Corría el mes de Febrero del año 2009 cuando le puse rostro a la ciudad y a sus habitantes. La encontré como un gran salón cerrado, donde en sus plazas se celebraban banquetes y el vino se servía tan frío que apenas se podía tragar. Una luz maravillosa, casi cegada por la nieve y el aguacero. Algunas despedidas más sentidas de lo esperado y después un silencio dentro del ser que no me dejaba estar un año entero entre sus calles.

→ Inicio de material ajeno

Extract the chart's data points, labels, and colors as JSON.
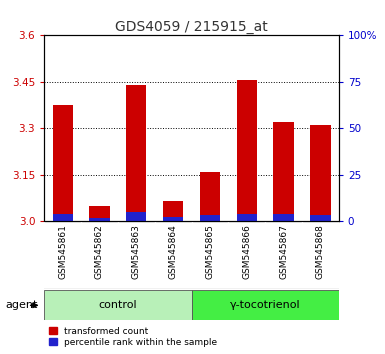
{
  "title": "GDS4059 / 215915_at",
  "samples": [
    "GSM545861",
    "GSM545862",
    "GSM545863",
    "GSM545864",
    "GSM545865",
    "GSM545866",
    "GSM545867",
    "GSM545868"
  ],
  "red_values": [
    3.375,
    3.05,
    3.44,
    3.065,
    3.16,
    3.455,
    3.32,
    3.31
  ],
  "blue_values": [
    3.025,
    3.01,
    3.03,
    3.015,
    3.02,
    3.025,
    3.025,
    3.02
  ],
  "ymin": 3.0,
  "ymax": 3.6,
  "yticks": [
    3.0,
    3.15,
    3.3,
    3.45,
    3.6
  ],
  "y2ticks_labels": [
    "0",
    "25",
    "50",
    "75",
    "100%"
  ],
  "groups": [
    {
      "label": "control",
      "indices": [
        0,
        1,
        2,
        3
      ],
      "color": "#b8f0b8"
    },
    {
      "label": "γ-tocotrienol",
      "indices": [
        4,
        5,
        6,
        7
      ],
      "color": "#44ee44"
    }
  ],
  "bar_color_red": "#cc0000",
  "bar_color_blue": "#2222cc",
  "bar_width": 0.55,
  "tick_color_left": "#cc0000",
  "tick_color_right": "#0000cc",
  "legend_red": "transformed count",
  "legend_blue": "percentile rank within the sample",
  "agent_label": "agent",
  "title_fontsize": 10,
  "sample_bg_color": "#cccccc",
  "title_color": "#333333"
}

La idea de rechazar mi erasmus a Bruselas fue realmente dura. Era el año de las optativas vacías, el punto de inflexión perfecto donde todo el mundo tenía una casa en Europa, desde el Este más eslavo al Oeste más tejano. Me recuerdo un día de Navidad mirando en mi casa junto a mis padres unas fotografías de París en invierno, de sus puentes efímeros de pasajeros y sus luces de farol colgando de cualquier punta elevada de hierro. Fue demasiado para renunciar del todo. En todas las miradas hacia los mapas del mundo París combatían con Roma casi con las mismas armas. Una tercera ciudad era demasiado arriesgada.

Aquel no a Bruselas me costó ciertamente muchos paseos sin sentido, con la desesperación de sentirse de más en una ciudad, Granada, que empezaba a hacerse monótona. Sin embargo, me reencontró en un piso de veinticinco años cuadrados a mi hermano, ese pequeño personajes americano que se hará, de una forma onírica o consciente, un sitio fijo en todas estas líneas. Me devolvió los mejores años, a la sombra de las humedades de la lluvia granadina, aquel año en el Colegio Mayor, las mejores horas de radio, los mejores libros, los mejores goles, los mejores guiones de cine, las mejores ensaladas y también las mejores broncas. Me dio la oportunidad de descubrir la fuerza de la amistad en muchos hogares que antes apenas existían y cada anochecer contemplando la Al-hambra como si fuera la última escena de una película muda.

Valía la pena esperar un año más para comenzar este blog, queridos navegantes en barcas ajenas. Mis remos ya están listos. Paris nos espera. Nos aguarda. Bruselas sólo fue el preludio fallido de esta tragicomedia.